Вештачка интелигенција

New Tool Helps Clients Improve AI Models with High-Quality Data

Summary

Artificial intelligence (AI) has become increasingly dependent on high-quality data for accurate results. Without reliable and updated data, AI models can’t generate outputs that are as good as models using data with those characteristics. This is one of the lessons […]

New Tool Helps Clients Improve AI Models with High-Quality Data

Artificial intelligence (AI) has become increasingly dependent on high-quality data for accurate results. Without reliable and updated data, AI models can’t generate outputs that are as good as models using data with those characteristics. This is one of the lessons that Matillion, a provider of software and services for data extraction, transformation, and loading (ETL), will be delivering during its one-day virtual Data Unlocked conference on November 15.

Matillion is best known for helping companies efficiently transfer transactional data from operational data warehouses to cloud-based data warehouses like Amazon Redshift from AWS and Snowflake. While the use of big data for analysis is still popular, the surge in interest in AI, especially after the launch of ChatGPT nearly a year ago, has prompted Matillion to develop innovations to enhance its clients’ utilization of the latest AI technology. These innovations will be showcased at the virtual Data Unlocked summit taking place on Wednesday.

At the summit, Matillion will introduce new capabilities for working with unstructured data for AI purposes, according to Laura Malins, VP of Product at Matillion. The goal is to help users achieve better results from AI models by providing them with improved data.

“We offer components that convert semi-structured data into tabular format, but we believe there are many other possibilities and expect wider application for processing unstructured data such as video data, call data, and even scraped web data,” she says. “Then, you use AI to obtain some sort of summary, notification, or feedback from that data, and feed that data into a warehouse and use it to enhance your structured data.”

Use cases like predicting customer churn and sentiment analysis are not new in the field of data science. However, the emergence of highly powerful language models like GPT-4 has significantly reduced the effort required to achieve good results in these projects. As an established ETL/ELT pipelines provider, Matillion is uniquely positioned to deliver high-quality and reliable data for AI models, says Malins.

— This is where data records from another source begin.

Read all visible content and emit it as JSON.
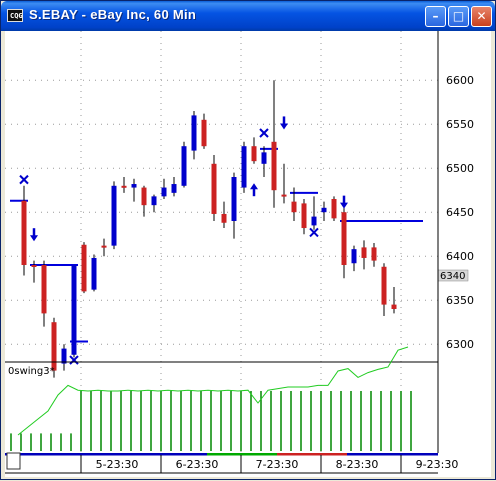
{
  "window": {
    "title": "S.EBAY - eBay Inc, 60 Min",
    "icon_label": "CQG",
    "buttons": [
      "minimize",
      "maximize",
      "close"
    ]
  },
  "indicator": {
    "label": "0swing3*"
  },
  "price_label": "6340",
  "colors": {
    "up": "#0000cc",
    "down": "#cc2222",
    "marker": "#0000cc",
    "level_line": "#0000dd",
    "indicator_line": "#22cc22",
    "indicator_bars": "#008800",
    "grid": "#9a9a9a",
    "axis_text": "#000000",
    "price_tag_bg": "#d8d8d8"
  },
  "chart_data": [
    {
      "type": "candlestick",
      "title": "S.EBAY - eBay Inc, 60 Min",
      "ylim": [
        6255,
        6610
      ],
      "y_ticks": [
        6300,
        6350,
        6400,
        6450,
        6500,
        6550,
        6600
      ],
      "x_ticks": [
        "5-23:30",
        "6-23:30",
        "7-23:30",
        "8-23:30",
        "9-23:30"
      ],
      "tick_bar_index": [
        6,
        14,
        22,
        30,
        38
      ],
      "grid": true,
      "last_price": 6340,
      "bars": [
        {
          "o": 6463,
          "h": 6480,
          "l": 6378,
          "c": 6390
        },
        {
          "o": 6390,
          "h": 6395,
          "l": 6370,
          "c": 6388
        },
        {
          "o": 6390,
          "h": 6395,
          "l": 6320,
          "c": 6335
        },
        {
          "o": 6325,
          "h": 6330,
          "l": 6262,
          "c": 6270
        },
        {
          "o": 6278,
          "h": 6300,
          "l": 6270,
          "c": 6295
        },
        {
          "o": 6288,
          "h": 6390,
          "l": 6285,
          "c": 6390
        },
        {
          "o": 6413,
          "h": 6416,
          "l": 6358,
          "c": 6360
        },
        {
          "o": 6362,
          "h": 6402,
          "l": 6360,
          "c": 6398
        },
        {
          "o": 6412,
          "h": 6420,
          "l": 6400,
          "c": 6410
        },
        {
          "o": 6412,
          "h": 6485,
          "l": 6408,
          "c": 6480
        },
        {
          "o": 6480,
          "h": 6490,
          "l": 6472,
          "c": 6478
        },
        {
          "o": 6478,
          "h": 6488,
          "l": 6462,
          "c": 6482
        },
        {
          "o": 6478,
          "h": 6480,
          "l": 6445,
          "c": 6458
        },
        {
          "o": 6458,
          "h": 6470,
          "l": 6450,
          "c": 6468
        },
        {
          "o": 6468,
          "h": 6488,
          "l": 6465,
          "c": 6478
        },
        {
          "o": 6472,
          "h": 6490,
          "l": 6468,
          "c": 6482
        },
        {
          "o": 6480,
          "h": 6530,
          "l": 6478,
          "c": 6525
        },
        {
          "o": 6520,
          "h": 6565,
          "l": 6510,
          "c": 6560
        },
        {
          "o": 6555,
          "h": 6562,
          "l": 6522,
          "c": 6525
        },
        {
          "o": 6505,
          "h": 6515,
          "l": 6440,
          "c": 6448
        },
        {
          "o": 6448,
          "h": 6462,
          "l": 6432,
          "c": 6438
        },
        {
          "o": 6440,
          "h": 6495,
          "l": 6420,
          "c": 6490
        },
        {
          "o": 6478,
          "h": 6530,
          "l": 6472,
          "c": 6525
        },
        {
          "o": 6525,
          "h": 6535,
          "l": 6505,
          "c": 6508
        },
        {
          "o": 6505,
          "h": 6525,
          "l": 6490,
          "c": 6518
        },
        {
          "o": 6530,
          "h": 6600,
          "l": 6455,
          "c": 6475
        },
        {
          "o": 6470,
          "h": 6505,
          "l": 6460,
          "c": 6468
        },
        {
          "o": 6462,
          "h": 6478,
          "l": 6440,
          "c": 6450
        },
        {
          "o": 6460,
          "h": 6465,
          "l": 6425,
          "c": 6432
        },
        {
          "o": 6435,
          "h": 6468,
          "l": 6430,
          "c": 6445
        },
        {
          "o": 6450,
          "h": 6462,
          "l": 6440,
          "c": 6455
        },
        {
          "o": 6465,
          "h": 6468,
          "l": 6440,
          "c": 6443
        },
        {
          "o": 6450,
          "h": 6455,
          "l": 6375,
          "c": 6390
        },
        {
          "o": 6392,
          "h": 6412,
          "l": 6383,
          "c": 6408
        },
        {
          "o": 6410,
          "h": 6418,
          "l": 6385,
          "c": 6398
        },
        {
          "o": 6410,
          "h": 6415,
          "l": 6388,
          "c": 6395
        },
        {
          "o": 6388,
          "h": 6392,
          "l": 6332,
          "c": 6345
        },
        {
          "o": 6345,
          "h": 6365,
          "l": 6335,
          "c": 6340
        }
      ],
      "level_lines": [
        {
          "price": 6463,
          "from_bar": -1,
          "to_bar": 0
        },
        {
          "price": 6390,
          "from_bar": 1,
          "to_bar": 5
        },
        {
          "price": 6303,
          "from_bar": 5,
          "to_bar": 6
        },
        {
          "price": 6522,
          "from_bar": 24,
          "to_bar": 25
        },
        {
          "price": 6472,
          "from_bar": 27,
          "to_bar": 29
        },
        {
          "price": 6440,
          "from_bar": 32,
          "to_bar": 39.5
        }
      ],
      "markers": [
        {
          "type": "x",
          "bar": 0,
          "price": 6487
        },
        {
          "type": "arrow-down",
          "bar": 1,
          "price": 6425
        },
        {
          "type": "x",
          "bar": 5,
          "price": 6282
        },
        {
          "type": "arrow-up",
          "bar": 23,
          "price": 6475
        },
        {
          "type": "x",
          "bar": 24,
          "price": 6540
        },
        {
          "type": "arrow-down",
          "bar": 26,
          "price": 6552
        },
        {
          "type": "x",
          "bar": 29,
          "price": 6427
        },
        {
          "type": "arrow-down",
          "bar": 32,
          "price": 6462
        }
      ]
    },
    {
      "type": "bar+line",
      "title": "0swing3*",
      "bars": [
        {
          "from_bar": -1,
          "to_bar": 5,
          "level": 0.22
        },
        {
          "from_bar": 6,
          "to_bar": 39,
          "level": 0.75
        }
      ],
      "line": [
        0.2,
        0.3,
        0.4,
        0.5,
        0.7,
        0.82,
        0.76,
        0.75,
        0.76,
        0.75,
        0.75,
        0.76,
        0.75,
        0.76,
        0.75,
        0.76,
        0.75,
        0.76,
        0.75,
        0.76,
        0.75,
        0.76,
        0.75,
        0.76,
        0.6,
        0.76,
        0.78,
        0.8,
        0.8,
        0.8,
        0.82,
        0.82,
        1.0,
        1.03,
        0.92,
        0.98,
        1.02,
        1.05,
        1.26,
        1.3
      ]
    }
  ]
}
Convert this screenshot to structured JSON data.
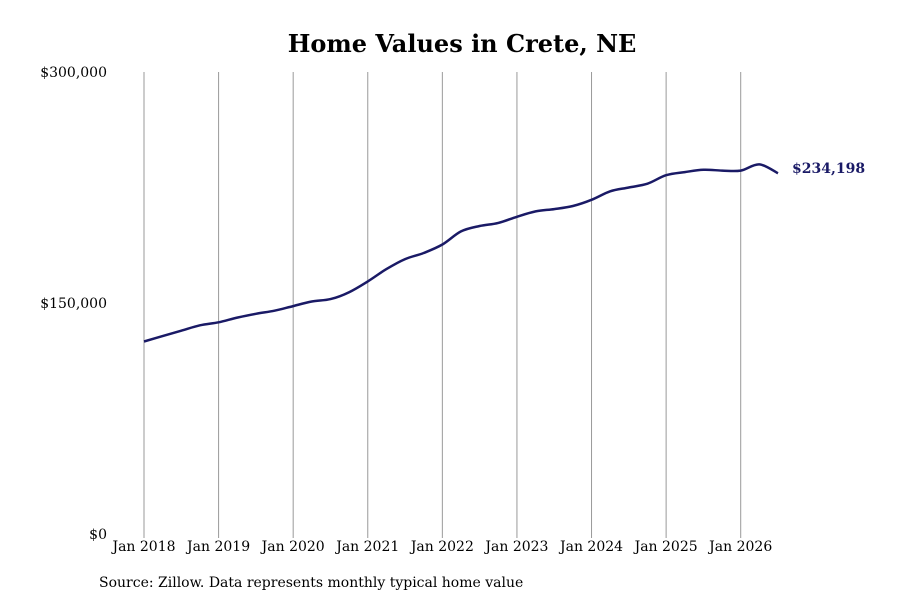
{
  "chart_data": {
    "type": "line",
    "title": "Home Values in Crete, NE",
    "source": "Source: Zillow. Data represents monthly typical home value",
    "line_color": "#1a1a66",
    "grid_color": "#9a9a9a",
    "ylim": [
      0,
      300000
    ],
    "y_ticks": [
      {
        "value": 0,
        "label": "$0"
      },
      {
        "value": 150000,
        "label": "$150,000"
      },
      {
        "value": 300000,
        "label": "$300,000"
      }
    ],
    "x_ticks": [
      {
        "value": 2018.0,
        "label": "Jan 2018"
      },
      {
        "value": 2019.0,
        "label": "Jan 2019"
      },
      {
        "value": 2020.0,
        "label": "Jan 2020"
      },
      {
        "value": 2021.0,
        "label": "Jan 2021"
      },
      {
        "value": 2022.0,
        "label": "Jan 2022"
      },
      {
        "value": 2023.0,
        "label": "Jan 2023"
      },
      {
        "value": 2024.0,
        "label": "Jan 2024"
      },
      {
        "value": 2025.0,
        "label": "Jan 2025"
      },
      {
        "value": 2026.0,
        "label": "Jan 2026"
      }
    ],
    "xlim": [
      2018.0,
      2026.5
    ],
    "end_label": "$234,198",
    "series": [
      {
        "points": [
          [
            2018.0,
            125000
          ],
          [
            2018.25,
            128500
          ],
          [
            2018.5,
            132000
          ],
          [
            2018.75,
            135500
          ],
          [
            2019.0,
            137500
          ],
          [
            2019.25,
            140500
          ],
          [
            2019.5,
            143000
          ],
          [
            2019.75,
            145000
          ],
          [
            2020.0,
            148000
          ],
          [
            2020.25,
            151000
          ],
          [
            2020.5,
            152500
          ],
          [
            2020.75,
            157000
          ],
          [
            2021.0,
            164000
          ],
          [
            2021.25,
            172000
          ],
          [
            2021.5,
            178500
          ],
          [
            2021.75,
            182500
          ],
          [
            2022.0,
            188000
          ],
          [
            2022.25,
            196500
          ],
          [
            2022.5,
            200000
          ],
          [
            2022.75,
            202000
          ],
          [
            2023.0,
            206000
          ],
          [
            2023.25,
            209500
          ],
          [
            2023.5,
            211000
          ],
          [
            2023.75,
            213000
          ],
          [
            2024.0,
            217000
          ],
          [
            2024.25,
            222500
          ],
          [
            2024.5,
            225000
          ],
          [
            2024.75,
            227500
          ],
          [
            2025.0,
            233000
          ],
          [
            2025.25,
            235000
          ],
          [
            2025.5,
            236500
          ],
          [
            2025.75,
            236000
          ],
          [
            2026.0,
            236000
          ],
          [
            2026.25,
            240000
          ],
          [
            2026.5,
            234198
          ]
        ]
      }
    ]
  }
}
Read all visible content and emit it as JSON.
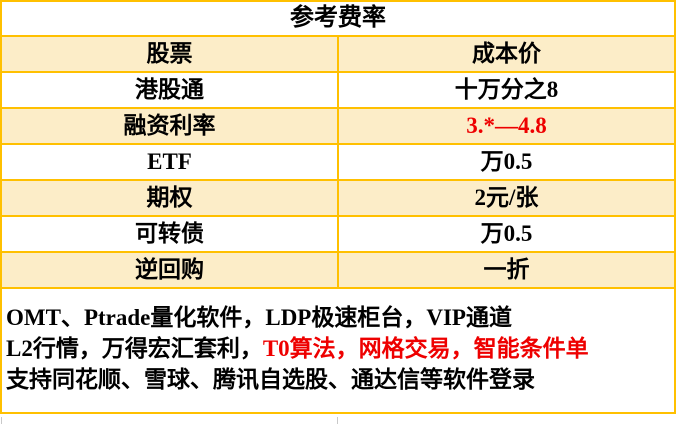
{
  "header": {
    "title": "参考费率"
  },
  "table": {
    "rows": [
      {
        "label": "股票",
        "value": "成本价"
      },
      {
        "label": "港股通",
        "value": "十万分之8"
      },
      {
        "label": "融资利率",
        "value": "3.*—4.8"
      },
      {
        "label": "ETF",
        "value": "万0.5"
      },
      {
        "label": "期权",
        "value": "2元/张"
      },
      {
        "label": "可转债",
        "value": "万0.5"
      },
      {
        "label": "逆回购",
        "value": "一折"
      }
    ]
  },
  "notes": {
    "line1_black": "OMT、Ptrade量化软件，LDP极速柜台，VIP通道",
    "line2_black": "L2行情，万得宏汇套利，",
    "line2_red": "T0算法，网格交易，智能条件单",
    "line3_black": "支持同花顺、雪球、腾讯自选股、通达信等软件登录"
  },
  "colors": {
    "border": "#FFC000",
    "row_fill": "#FCEDC8",
    "red_text": "#EE0000"
  }
}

For example, Matillion could assist a call center client by using a language learning model to extract unstructured data from call records and provide a summary or feedback about a particular customer, she says.

“Give me an indication based on this data whether this user is happy, sad, or neutral, and why,” says Malins. “And then we can become smarter about the data we have and how we use it. We can obtain valuable and quantitative data from very unstructured and large data sources in ways that were never before possible.”

The aim is to build on Matillion’s role as a trusted provider of structured data and help clients take their unstructured data further into the AI realm, Malins adds. Currently, there is a lack of trust in the data.

“One thing we see is a fear with external models and who has access to those models and whether they can lose their data, etc.,” says the VP of Product. “Matillion would provide you that traceability, that data reliability. So, you have repeatability of process. You understand where the information is coming from, so if something is wrong, you can adjust it for next time.”

Currently, there is a lot of experimentation with generative AI and large language models, and one of the things companies are doing is creating ensembles of models, where the outputs of one model become the inputs for another model. This carries certain risks, but Matillion can offer some benefits to clients, says Malins.

“There’s a quote in the data industry that has always been true: garbage in, garbage out,” she says. “This just adds more garbage. The data is not validated and verified. AI speeds up the process, so it just multiplies that garbage and makes it harder to distinguish between what’s actually good and what’s not.”

If taken to extremes, this can lead to the collapse of AI models, where the output of the AI model becomes practically worthless. It is recognized that this possibility will increase the importance of traceability and data governance, says Malins.

“A key trend in the industry that will follow is traceability: who inputs what into the models and who owns the outputs,” she says. “I think 2023 was quite chaotic in terms of AI, and I think some elements of that will remain in 2024 as well. Companies have a lot of work ahead to tackle this technology and learn more about what can be gained and what can be invested and gained in return.”

The Data Unlocked event will feature key speakers such as Laura Malins, Matthew Scullion (CEO), Ciaran Dynes (Product Director at Matillion), as well as Frank Slootman (CEO of Snowflake); Mo Gawdat (former Chief Business Officer at Google); and David Coulthard, Formula 1 Grand Prix driver. Participation in the virtual event is free. You can register here.

Source: URL domain not available, use your imagination!

FAQ

What is ETL?
ETL stands for “Extract, Transform, Load” and refers to the process used to transfer data from operational sources to data warehouses.

What are unstructured data?
Unstructured data refers to data that lacks structure and format, such as text data, video footage, audio recordings, etc.

What are large language models (LLMs)?
Large language models are AI models that utilize massive amounts of data for training to learn language and generate text outputs that resemble human writing.

What is AI model collapse?
AI model collapse refers to the situation where the outputs of an AI model become essentially worthless due to a lack of reliable and high-quality input data.